Trinidad Sur, Arrayan

Chile, Northern Patagonia, Cochamó
Author: Clinton Leung. Climb Year: 2017. Publication Year: 2018.

In February 2017, Trevor Boley, Kyle Kent, Rhane Pfeiffer, Cooper Varney, and I established a new route on Trinidad Sur. I first spotted this line while climbing the neighboring route Alendalaca (450m, 5.12b) on Trinidad Sur on December 23, 2016. From that vantage, I became enthralled by an upper headwall splitter to the left and finding a way to reach it.

My original plan was to climb the flat, forward-facing buttress of Trinidad Sur and traverse leftward onto the upper headwall. However, Rhane suggested we explore the inner gully between Trinidad Sur and Trinidad Central. On a recon trip in January, we accessed the gully via a quality 5.10 corner. We knew that we had found the start of our route: Above us stood a stupendous, steep, leaning, 60m 5.12 splitter.

We started the route on January 17, climbing ground-up and siege-style, fixing lines as we pushed the high point. Some days we spent cleaning and bolting the pitches we had fixed to prepare them to be free climbed, and other days we spent pushing the route higher via aid.

We surmounted many challenges—including some harrowing aid, a 5.11 R/X pitch led by Cooper, as well as multiple core shots in our fixed lines. In the end, that final splitter turned out to be an incredibly pleasant 60m 5.10b thin hands to hands crack that leads right to the top of Trinidad Sur.

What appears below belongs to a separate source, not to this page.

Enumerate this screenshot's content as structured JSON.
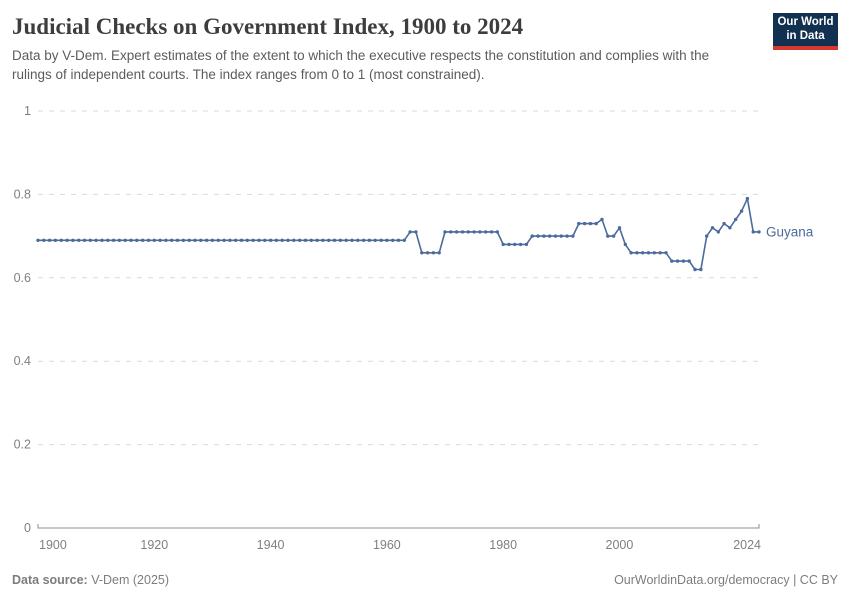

We topped out on February 17. With an impending storm and the season ending, we did not manage to redpoint the entire route. We called our route Arrayán (8 pitches, 400m, 5.11 A2+); it’s an open project with a proposed grade of 5.12+. [Editor's Note: In January 2020, Leung and Drew Marshall returned to the wall and freed the remaining aid on the route at 5.12d; see the 2021 Canadian Alpine Journal.]